Regime dichiarativo vs amministrato: quale scegliere

Differenze tra regime amministrato e dichiarativo per gli investimenti in Italia: chi gestisce le tasse, quando conviene cambiare, vantaggi e svantaggi di ciascuno.

8 maggio 20267 min di lettura
Condividi:

I due regimi fiscali per gli investimenti

In Italia, chi investe in strumenti finanziari (azioni, ETF, obbligazioni) può operare sotto due regimi fiscali distinti:

  • Regime amministrato: il broker gestisce tutto, tu non fai nulla
  • Regime dichiarativo: dichiari tu i redditi nel 730 e versi le imposte autonomamente

La scelta del regime dipende principalmente dal broker che usi, ma può anche essere una scelta attiva — con implicazioni importanti.

Regime amministrato: come funziona

Nel regime amministrato, il tuo intermediario finanziario (broker o banca) è il sostituto d'imposta.
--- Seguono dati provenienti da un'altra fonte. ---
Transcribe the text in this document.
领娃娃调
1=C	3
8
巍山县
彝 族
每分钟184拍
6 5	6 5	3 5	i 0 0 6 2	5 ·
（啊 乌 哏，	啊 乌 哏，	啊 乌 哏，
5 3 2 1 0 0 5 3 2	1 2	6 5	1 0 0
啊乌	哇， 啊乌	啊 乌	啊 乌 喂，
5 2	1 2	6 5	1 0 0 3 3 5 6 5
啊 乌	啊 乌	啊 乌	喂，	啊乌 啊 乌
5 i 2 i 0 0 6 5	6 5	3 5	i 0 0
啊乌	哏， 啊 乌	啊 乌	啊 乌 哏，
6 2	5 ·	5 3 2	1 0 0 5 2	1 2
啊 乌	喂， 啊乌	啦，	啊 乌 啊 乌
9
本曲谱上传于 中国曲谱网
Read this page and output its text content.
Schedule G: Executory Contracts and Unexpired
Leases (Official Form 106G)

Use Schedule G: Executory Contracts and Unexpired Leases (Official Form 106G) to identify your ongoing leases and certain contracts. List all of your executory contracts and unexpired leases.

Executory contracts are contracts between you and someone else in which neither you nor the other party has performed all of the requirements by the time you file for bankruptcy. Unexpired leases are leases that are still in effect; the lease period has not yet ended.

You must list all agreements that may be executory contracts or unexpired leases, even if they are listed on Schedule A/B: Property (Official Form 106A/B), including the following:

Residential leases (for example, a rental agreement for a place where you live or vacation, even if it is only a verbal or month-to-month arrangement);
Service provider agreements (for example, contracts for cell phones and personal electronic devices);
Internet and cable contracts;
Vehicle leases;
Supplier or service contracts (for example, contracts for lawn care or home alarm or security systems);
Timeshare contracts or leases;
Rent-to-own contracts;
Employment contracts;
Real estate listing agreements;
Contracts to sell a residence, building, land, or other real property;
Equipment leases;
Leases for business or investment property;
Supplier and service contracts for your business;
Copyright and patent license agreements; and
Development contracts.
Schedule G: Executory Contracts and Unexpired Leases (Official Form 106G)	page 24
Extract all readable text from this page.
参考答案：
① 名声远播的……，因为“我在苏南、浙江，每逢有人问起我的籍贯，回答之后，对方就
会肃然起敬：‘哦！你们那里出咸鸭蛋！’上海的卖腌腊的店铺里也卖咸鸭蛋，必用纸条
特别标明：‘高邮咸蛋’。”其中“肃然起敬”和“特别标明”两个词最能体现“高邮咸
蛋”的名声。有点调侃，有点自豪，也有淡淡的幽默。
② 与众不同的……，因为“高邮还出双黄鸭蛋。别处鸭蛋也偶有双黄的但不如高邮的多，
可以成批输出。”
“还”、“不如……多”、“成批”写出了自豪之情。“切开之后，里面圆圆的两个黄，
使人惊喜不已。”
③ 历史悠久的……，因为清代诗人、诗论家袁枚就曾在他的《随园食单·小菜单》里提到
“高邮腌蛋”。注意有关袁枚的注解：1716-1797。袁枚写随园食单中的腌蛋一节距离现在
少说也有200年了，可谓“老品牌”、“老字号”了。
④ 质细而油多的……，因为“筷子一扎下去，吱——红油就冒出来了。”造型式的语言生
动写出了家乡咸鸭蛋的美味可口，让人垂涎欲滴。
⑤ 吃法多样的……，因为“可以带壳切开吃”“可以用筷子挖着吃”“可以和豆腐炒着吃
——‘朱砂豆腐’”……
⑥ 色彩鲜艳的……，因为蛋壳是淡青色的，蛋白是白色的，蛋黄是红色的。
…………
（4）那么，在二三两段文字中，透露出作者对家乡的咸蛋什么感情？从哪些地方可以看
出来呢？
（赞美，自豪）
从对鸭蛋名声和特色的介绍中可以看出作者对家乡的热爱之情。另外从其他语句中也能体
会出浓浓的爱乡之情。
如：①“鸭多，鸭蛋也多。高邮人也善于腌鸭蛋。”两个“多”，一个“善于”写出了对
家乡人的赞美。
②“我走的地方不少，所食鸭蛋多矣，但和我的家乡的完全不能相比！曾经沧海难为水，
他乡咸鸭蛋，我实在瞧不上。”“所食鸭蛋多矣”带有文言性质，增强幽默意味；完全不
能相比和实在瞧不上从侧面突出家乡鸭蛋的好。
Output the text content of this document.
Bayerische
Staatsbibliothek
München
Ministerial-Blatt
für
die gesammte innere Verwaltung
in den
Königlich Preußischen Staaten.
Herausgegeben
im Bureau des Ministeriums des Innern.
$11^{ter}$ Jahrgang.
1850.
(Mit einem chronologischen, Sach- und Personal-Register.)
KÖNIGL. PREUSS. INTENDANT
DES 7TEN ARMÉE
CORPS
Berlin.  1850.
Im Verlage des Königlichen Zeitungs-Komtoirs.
Calcola le imposte, le trattiene dai tuoi guadagni e le versa all'Agenzia delle Entrate per conto tuo.

Cosa fa il broker automaticamente:

  • Calcola le plusvalenze su ogni vendita
  • Applica la ritenuta del 26% al momento della vendita
  • Gestisce il "zainetto fiscale" (riporto delle minusvalenze)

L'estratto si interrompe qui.